Os efeitos sonoros continuavam gerados pela placa de som – somente a trilha sonora era executada pelo instrumento MIDI. Era fantástico, porque dependendo da qualidade do teclado, as músicas ficavam ótimas. Eu possuía um teclado mediano, porém muito superior ao chip de música das placas de som típicas de PC – o chamado “padrão SoundBlaster/Adlib”. Lembro como hoje da surpresa que foi escutar a abertura de X-Wing, jogo inesquecível da LucasArts do universo de Star Wars, com o tema de John Williams sendo executado pelo meu teclado. Os efeitos sonoros eram digitalizados do filme, completando a experiência. Na prática, a possibilidade de conectar um instrumento musical no PC era restrita a, naturalmente, músicos que possuíam computadores.

Porém, existiam módulos de timbres que podiam ser adquiridos para compor este setup. Estes módulos nada mais eram do que “teclados sem as teclas”, ou seja: os sons dos instrumentos estavam lá para serem acessados de alguma maneira. Uma delas… era pelos jogos de MS-DOS! Mas aí o negócio é bem restrito, esses módulos eram caros demais, coisa de entusiasta endinheirado. Quem reclama, hoje em dia, que jogar em PC é caro, é porque não conhece o histórico da plataforma…. o negócio nunca foi diferente.

Nos anos 2000, a placa de som integrou-se à placa-mãe. Ninguém mais tinha computador sem som, sem música. Acabou a confusão sonora. Os jogos deixaram de usar o padrão MIDI, passando a soar rigosamente igual em qualquer PC. E, finalmente, chegamos à época atual, onde os velhos jogadores passaram a apreciar e cultivar o passado.
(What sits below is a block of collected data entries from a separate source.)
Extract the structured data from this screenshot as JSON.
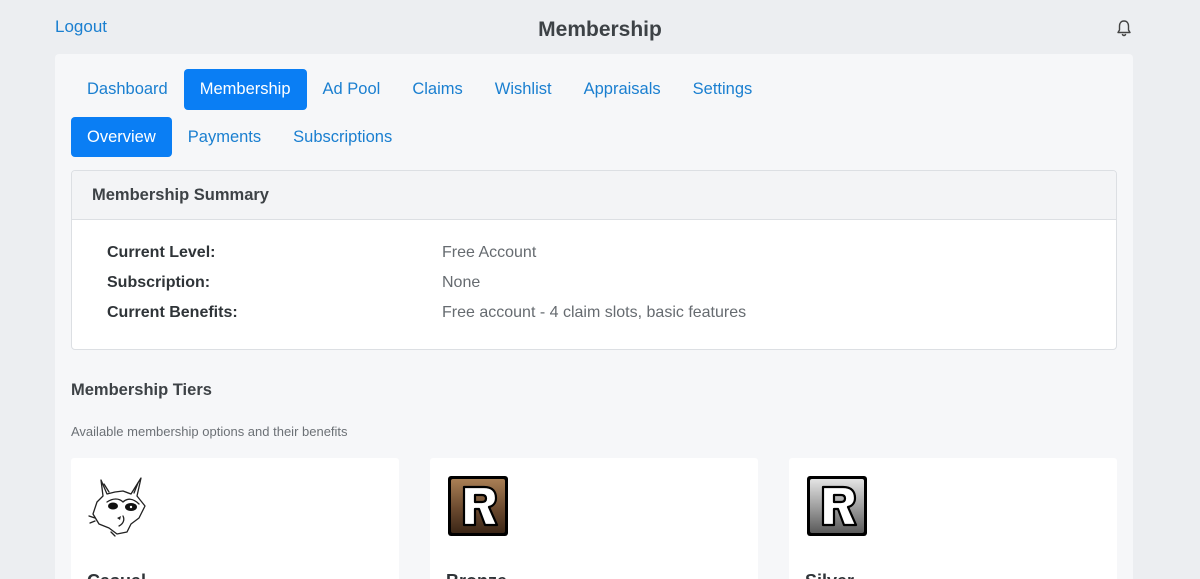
{
  "header": {
    "logout_label": "Logout",
    "title": "Membership",
    "notification_icon": "bell-icon"
  },
  "nav": {
    "tabs": [
      {
        "label": "Dashboard",
        "active": false
      },
      {
        "label": "Membership",
        "active": true
      },
      {
        "label": "Ad Pool",
        "active": false
      },
      {
        "label": "Claims",
        "active": false
      },
      {
        "label": "Wishlist",
        "active": false
      },
      {
        "label": "Appraisals",
        "active": false
      },
      {
        "label": "Settings",
        "active": false
      }
    ],
    "subtabs": [
      {
        "label": "Overview",
        "active": true
      },
      {
        "label": "Payments",
        "active": false
      },
      {
        "label": "Subscriptions",
        "active": false
      }
    ]
  },
  "summary": {
    "heading": "Membership Summary",
    "rows": [
      {
        "label": "Current Level:",
        "value": "Free Account"
      },
      {
        "label": "Subscription:",
        "value": "None"
      },
      {
        "label": "Current Benefits:",
        "value": "Free account - 4 claim slots, basic features"
      }
    ]
  },
  "tiers": {
    "heading": "Membership Tiers",
    "subheading": "Available membership options and their benefits",
    "cards": [
      {
        "icon": "raccoon-sketch-icon",
        "name": "Casual"
      },
      {
        "icon": "bronze-r-badge-icon",
        "name": "Bronze"
      },
      {
        "icon": "silver-r-badge-icon",
        "name": "Silver"
      }
    ]
  },
  "colors": {
    "accent": "#0a7ef4",
    "link": "#1a7fd0",
    "background": "#eceef1",
    "bronze_badge": "#6b4a2f",
    "silver_badge": "#9a9a9a"
  }
}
Assim como o feijão que a mamãe faz e o filho não resiste, mesmo não sendo aquela feijoada completa de um restaurante, o som do PC Speaker marcou época e traz nostalgia.

Mas, diferentemente da moda dos chiptunes que homenageiam os chips sonoros mais flexíveis, como o do NES ou de computadores como o Commodore 64 (nota: não entendo por que não há compositores de chiptune que não utilizam sons do Master System/MSX, que falta de consideração! :P), o som do PC Speaker parece ter sido esquecido. Bem… não pelo Cosmic Effect!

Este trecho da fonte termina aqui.